The selection of cities from a particular country was finalized, and their topography was examined using Google Earth. A portion of the city was chosen based on the presence of an intriguing arrangement of buildings, roads, greenery, and diverse backgrounds. Four high-resolution images (with a size of 8194 × 4925 pixels, a resolution of 96 dpi, and captured from Google Earth) were captured for each city in question.
The process of creating a seamless texture involves a significant number of trials and errors. The achievement of a desirable texture pattern requires extensive experimentation. The following steps (Figure 1) provide a comprehensive overview of this process:
  • Open the city image in the Adobe Photoshop;
  • Transform the image into black and white;
  • The brightness and contrast should be adjusted to such a level that it will show a promising pattern;
  • Invert the image;
  • Adjust the brightness contrast once again to obtain the desired contrast in the pattern;
  • Use the ‘Threshold’ filter to obtain a binary black-and-white pattern into the image;
  • Adjust the brightness and contrast to obtain clarity in the image;
  • Appropriately crop (a part that has the potential to generate an exciting texture) part of the large image to generate a texture pattern;
  • Import it into CorelDraw (vector-based platform) to create a vector format element of the pattern;
  • Generate the vector elements out of the selected pattern;
  • Use the method to generate a tessellation pattern from these vector elements [14];
  • Create a tile of tessellated patterns [14].
This tile is the basis of the texture pattern that we want to project onto the surfaces of the automotive components.
(The names of the software are written to provide an idea to the reader. There was no intention of advertising the software. One can use GNU software like GIMP (version 2.10.36) and Inkscape (version 1.3.2) to achieve the same effect with different sets of filters and plugins.)
We begin by capturing interesting images of cityscapes in India. These images were captured using Google Earth (Figure 2).
After representing these cityscapes, we selected one of the images of interest from the six images given above. We then take this image through the process explained in Figure 1 and get the results below (Figure 3, Figure 4, Figure 5, Figure 6, Figure 7 and Figure 8).
The generated tessellation pattern was subsequently used to produce digital representations of textures on the surfaces of interior components (Figure 9, Figure 10 and Figure 11). This pattern is employed as a bump map in the color–texture shader employed by interior components, such as a dashboard, pillar trims, center console, or door trim.
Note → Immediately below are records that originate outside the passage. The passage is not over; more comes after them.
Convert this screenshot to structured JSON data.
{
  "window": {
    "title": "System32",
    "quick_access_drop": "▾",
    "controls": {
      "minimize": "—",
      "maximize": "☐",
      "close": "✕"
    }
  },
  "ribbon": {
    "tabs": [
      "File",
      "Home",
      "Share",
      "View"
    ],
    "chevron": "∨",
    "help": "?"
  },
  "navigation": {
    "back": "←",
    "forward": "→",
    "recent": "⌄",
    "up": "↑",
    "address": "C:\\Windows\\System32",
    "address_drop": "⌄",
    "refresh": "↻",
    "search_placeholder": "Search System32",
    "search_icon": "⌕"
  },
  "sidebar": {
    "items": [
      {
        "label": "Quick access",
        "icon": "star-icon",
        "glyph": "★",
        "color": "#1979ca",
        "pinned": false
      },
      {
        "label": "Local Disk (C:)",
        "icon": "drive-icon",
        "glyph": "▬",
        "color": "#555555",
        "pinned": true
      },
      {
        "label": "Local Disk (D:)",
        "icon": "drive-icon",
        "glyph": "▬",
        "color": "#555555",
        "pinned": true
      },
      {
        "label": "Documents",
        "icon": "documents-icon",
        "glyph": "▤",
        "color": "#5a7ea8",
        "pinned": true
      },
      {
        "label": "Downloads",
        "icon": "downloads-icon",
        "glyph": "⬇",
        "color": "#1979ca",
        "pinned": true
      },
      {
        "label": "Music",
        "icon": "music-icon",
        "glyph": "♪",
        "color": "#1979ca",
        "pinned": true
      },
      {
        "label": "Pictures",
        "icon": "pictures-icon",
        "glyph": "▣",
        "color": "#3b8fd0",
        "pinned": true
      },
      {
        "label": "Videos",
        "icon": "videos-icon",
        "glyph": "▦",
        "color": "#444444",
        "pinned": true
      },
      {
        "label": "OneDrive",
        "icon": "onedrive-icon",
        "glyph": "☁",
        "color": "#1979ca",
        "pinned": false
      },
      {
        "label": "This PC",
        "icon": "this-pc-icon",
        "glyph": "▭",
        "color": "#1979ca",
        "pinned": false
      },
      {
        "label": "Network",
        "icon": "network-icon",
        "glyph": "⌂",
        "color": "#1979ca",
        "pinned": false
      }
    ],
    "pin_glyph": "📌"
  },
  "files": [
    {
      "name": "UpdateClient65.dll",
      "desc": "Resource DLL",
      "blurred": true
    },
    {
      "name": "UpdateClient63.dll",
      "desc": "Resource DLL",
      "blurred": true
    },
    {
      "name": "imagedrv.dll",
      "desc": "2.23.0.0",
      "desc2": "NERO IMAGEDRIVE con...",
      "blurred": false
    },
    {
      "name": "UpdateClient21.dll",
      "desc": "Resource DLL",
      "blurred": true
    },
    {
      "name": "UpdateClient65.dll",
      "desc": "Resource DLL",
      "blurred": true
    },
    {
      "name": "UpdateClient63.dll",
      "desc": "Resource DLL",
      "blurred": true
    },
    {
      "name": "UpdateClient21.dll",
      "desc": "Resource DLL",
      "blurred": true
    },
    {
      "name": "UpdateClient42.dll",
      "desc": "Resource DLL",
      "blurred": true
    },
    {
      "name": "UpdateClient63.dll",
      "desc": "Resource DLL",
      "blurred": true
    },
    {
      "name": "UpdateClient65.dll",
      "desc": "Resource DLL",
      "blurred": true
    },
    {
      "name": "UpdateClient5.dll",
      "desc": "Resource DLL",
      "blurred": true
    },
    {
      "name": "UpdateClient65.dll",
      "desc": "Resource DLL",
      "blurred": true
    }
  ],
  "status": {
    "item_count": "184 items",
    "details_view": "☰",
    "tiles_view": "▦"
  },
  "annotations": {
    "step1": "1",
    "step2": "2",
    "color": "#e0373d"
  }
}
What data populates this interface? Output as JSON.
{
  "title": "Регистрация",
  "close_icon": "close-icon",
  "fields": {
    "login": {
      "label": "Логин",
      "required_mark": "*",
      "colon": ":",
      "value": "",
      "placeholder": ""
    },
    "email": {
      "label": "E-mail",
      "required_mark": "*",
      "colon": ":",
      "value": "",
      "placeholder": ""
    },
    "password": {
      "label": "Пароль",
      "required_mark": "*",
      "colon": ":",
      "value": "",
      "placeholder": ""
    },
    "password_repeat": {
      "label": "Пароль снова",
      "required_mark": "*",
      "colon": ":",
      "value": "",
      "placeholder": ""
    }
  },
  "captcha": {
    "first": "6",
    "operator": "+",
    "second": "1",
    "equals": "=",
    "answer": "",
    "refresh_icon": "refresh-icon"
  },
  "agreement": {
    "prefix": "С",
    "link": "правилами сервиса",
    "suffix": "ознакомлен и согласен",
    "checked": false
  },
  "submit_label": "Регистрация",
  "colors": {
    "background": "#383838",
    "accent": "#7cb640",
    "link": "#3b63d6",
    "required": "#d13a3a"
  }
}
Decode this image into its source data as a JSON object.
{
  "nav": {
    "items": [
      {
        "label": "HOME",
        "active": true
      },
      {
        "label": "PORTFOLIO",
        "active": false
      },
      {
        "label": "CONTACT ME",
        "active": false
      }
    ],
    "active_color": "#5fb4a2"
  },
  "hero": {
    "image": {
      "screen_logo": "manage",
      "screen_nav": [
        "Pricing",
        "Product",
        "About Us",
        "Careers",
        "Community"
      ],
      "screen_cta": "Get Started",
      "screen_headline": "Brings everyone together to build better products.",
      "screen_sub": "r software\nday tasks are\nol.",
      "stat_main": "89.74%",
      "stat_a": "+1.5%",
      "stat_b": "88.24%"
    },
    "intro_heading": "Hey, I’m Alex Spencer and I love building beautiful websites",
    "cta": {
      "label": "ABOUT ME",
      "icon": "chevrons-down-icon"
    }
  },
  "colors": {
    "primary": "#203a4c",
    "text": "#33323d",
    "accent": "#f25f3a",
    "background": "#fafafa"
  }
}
This realistic digital representation was created using Autodesk VRED Design 2023 software.
Figure 12 shows that the simulated texture on the car dashboard is the true representation of the tessellated image created for the texture. In Figure 12b, the two images at the top are semi-transparent to show the accuracy of the mapped texture, and the two images at the bottom are opaque, which represents the unit of tessellation.

4. Conclusions

The interior of the car extends beyond its physical dimensions and becomes an area where customers immerse themselves and demand careful attention to detail and sensory design. To achieve deep satisfaction, it is important to create an interior that fulfills individual preferences. Imagine owning a car with an interior tailored to your unique taste and preferences, offering a personalized driving experience.
An innovative way to achieve this goal is to incorporate tessellation patterns inspired by the country’s dynamic cityscape. Such an approach not only adds personal pride to owning a car, but also brings a fresh perspective to the interior. By perfectly integrating elements of the urban landscape into the interior of the car, car designers can add intrigue and playfulness to their creations, which elevates the driving experience beyond mere functionality.
This method offers car designers unparalleled creative freedom, allowing them to make connections between their daily lives and their vehicles. Thus, each journey becomes a unique and immersive experience that goes beyond the concept of a traditional vehicle as a means of transport. It is more than just design; it acts as a reflective canvas, illustrating the deep entanglement of our daily lives in the vehicles we choose to navigate. This symbiosis transforms the car into a dynamic expression of individuality and lifestyle, emphasizing the idea that a vehicle is not just a possession, but an extension of one’s identity.

Funding

This research received no external funding.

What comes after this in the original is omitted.